ICD-10 Medical Code Classification Project

Automatic classification of Spanish/Catalan medical diagnosis literals into ICD-10 categories, built for the UAB-ASHO AI Codification Kaggle competition as part of Fundamentals of Natural Language Processing course.

Problem

Given a short clinical literal (e.g. "HTA irc 6", "miocardiopatía dilatada", "cos estrany"), predict its ICD-10 category: the first character of the code.

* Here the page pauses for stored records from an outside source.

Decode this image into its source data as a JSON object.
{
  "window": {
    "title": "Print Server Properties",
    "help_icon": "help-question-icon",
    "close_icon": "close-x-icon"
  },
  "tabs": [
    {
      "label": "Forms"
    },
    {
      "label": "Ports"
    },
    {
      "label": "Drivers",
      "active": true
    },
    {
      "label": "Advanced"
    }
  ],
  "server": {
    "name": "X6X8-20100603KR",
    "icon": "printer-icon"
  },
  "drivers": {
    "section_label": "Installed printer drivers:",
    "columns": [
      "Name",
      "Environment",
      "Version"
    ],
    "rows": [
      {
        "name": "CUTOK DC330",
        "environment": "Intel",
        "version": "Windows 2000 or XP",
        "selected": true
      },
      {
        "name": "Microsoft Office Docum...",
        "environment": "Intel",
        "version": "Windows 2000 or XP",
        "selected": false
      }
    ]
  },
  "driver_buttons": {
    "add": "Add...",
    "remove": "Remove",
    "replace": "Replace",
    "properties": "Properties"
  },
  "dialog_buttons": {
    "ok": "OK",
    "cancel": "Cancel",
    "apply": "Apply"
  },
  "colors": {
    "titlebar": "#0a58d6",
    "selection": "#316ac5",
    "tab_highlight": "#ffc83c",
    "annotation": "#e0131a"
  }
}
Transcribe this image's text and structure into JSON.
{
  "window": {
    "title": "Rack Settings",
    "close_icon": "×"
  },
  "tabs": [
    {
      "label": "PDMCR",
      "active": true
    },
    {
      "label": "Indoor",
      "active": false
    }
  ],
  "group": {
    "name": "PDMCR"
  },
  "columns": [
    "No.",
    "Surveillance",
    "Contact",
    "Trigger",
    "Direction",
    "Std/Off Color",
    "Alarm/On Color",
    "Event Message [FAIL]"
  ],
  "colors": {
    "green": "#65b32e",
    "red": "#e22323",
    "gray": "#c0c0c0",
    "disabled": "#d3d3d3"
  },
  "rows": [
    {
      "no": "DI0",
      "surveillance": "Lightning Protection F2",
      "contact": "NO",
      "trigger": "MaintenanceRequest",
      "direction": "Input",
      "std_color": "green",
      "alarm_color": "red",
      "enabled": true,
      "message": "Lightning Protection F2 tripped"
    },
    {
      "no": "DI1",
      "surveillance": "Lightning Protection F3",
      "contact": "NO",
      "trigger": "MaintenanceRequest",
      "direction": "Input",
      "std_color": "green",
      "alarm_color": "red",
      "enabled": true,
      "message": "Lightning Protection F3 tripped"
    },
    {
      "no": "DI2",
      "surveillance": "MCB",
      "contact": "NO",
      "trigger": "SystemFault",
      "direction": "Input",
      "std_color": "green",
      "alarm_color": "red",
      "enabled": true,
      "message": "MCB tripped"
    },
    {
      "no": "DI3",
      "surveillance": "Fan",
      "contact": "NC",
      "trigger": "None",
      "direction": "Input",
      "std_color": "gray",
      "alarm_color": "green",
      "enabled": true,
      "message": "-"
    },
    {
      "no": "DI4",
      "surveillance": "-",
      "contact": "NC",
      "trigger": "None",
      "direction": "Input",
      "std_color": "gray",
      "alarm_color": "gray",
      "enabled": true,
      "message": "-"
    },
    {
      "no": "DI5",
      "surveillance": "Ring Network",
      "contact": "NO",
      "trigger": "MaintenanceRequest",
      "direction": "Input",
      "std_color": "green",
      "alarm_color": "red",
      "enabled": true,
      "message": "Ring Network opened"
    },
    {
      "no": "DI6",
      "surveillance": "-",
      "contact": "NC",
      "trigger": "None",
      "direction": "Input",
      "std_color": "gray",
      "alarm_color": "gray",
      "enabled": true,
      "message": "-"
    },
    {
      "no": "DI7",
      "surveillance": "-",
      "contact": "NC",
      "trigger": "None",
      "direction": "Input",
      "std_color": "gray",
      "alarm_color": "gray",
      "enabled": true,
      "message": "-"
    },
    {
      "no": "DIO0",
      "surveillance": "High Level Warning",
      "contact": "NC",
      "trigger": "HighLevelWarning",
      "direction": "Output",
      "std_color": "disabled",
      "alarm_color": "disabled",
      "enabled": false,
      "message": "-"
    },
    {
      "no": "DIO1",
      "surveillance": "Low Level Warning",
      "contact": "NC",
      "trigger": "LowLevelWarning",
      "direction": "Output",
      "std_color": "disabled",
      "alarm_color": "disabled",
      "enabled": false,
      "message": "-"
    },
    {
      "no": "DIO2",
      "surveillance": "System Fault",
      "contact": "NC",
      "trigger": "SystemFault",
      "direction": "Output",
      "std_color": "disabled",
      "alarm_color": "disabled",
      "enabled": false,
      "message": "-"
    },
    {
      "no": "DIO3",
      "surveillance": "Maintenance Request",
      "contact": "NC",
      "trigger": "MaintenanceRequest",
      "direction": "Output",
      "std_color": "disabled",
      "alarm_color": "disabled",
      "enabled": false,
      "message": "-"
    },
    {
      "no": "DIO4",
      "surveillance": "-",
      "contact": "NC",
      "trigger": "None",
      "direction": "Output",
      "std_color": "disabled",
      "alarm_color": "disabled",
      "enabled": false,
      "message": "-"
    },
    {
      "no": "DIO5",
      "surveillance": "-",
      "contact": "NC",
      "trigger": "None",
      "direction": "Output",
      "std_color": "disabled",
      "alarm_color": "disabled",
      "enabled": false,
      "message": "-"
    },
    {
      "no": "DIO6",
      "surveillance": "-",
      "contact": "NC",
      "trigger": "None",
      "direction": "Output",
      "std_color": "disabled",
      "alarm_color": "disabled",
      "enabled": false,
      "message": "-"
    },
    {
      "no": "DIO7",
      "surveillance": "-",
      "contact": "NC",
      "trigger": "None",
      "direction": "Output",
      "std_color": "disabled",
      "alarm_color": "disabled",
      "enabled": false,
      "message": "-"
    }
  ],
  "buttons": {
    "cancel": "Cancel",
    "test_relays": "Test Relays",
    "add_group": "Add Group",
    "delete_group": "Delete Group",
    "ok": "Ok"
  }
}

The dataset contains both standard ICD-10 letter codes (A–Z) and legacy numeric codes (0–9, likely CIE-9 procedure codes), which together form 36 possible output classes.

Category	Description
A–B	Certain infectious and parasitic diseases
C–D48	Neoplasms
D50–D89	Diseases of the blood and blood-forming organs
E	Endocrine, nutritional and metabolic diseases
F	Mental and behavioural disorders
G	Diseases of the nervous system
H00–H59	Diseases of the eye and adnexa
H60–H95	Diseases of the ear and mastoid process
I	Diseases of the circulatory system
J	Diseases of the respiratory system
K	Diseases of the digestive system
L	Diseases of the skin and subcutaneous tissue
M	Diseases of the musculoskeletal system
N	Diseases of the genitourinary system
O	Pregnancy, childbirth and the puerperium
P	Certain conditions originating in the perinatal period
Q	Congenital malformations and chromosomal abnormalities
R	Symptoms and signs not elsewhere classified
S–T	Injury, poisoning and other consequences of external causes
U	Codes for special purposes (e.g. COVID-19)
V–Y	External causes of morbidity and mortality
Z	Factors influencing health status and contact with health services
0–9	Legacy numeric codes (CIE-9 / ICD-9 procedure codes)

Dataset

Split	Samples	Notes
Training	13,700	Labeled `(Literal, Code)` pairs
Test (leaderboard)	6,667	Literals only
ICD-10 dictionary	179,742	Official `(Code, Description)` pairs

The label space has 4,059 unique ICD-10 codes with a heavy long tail: 47% of codes appear only once in training.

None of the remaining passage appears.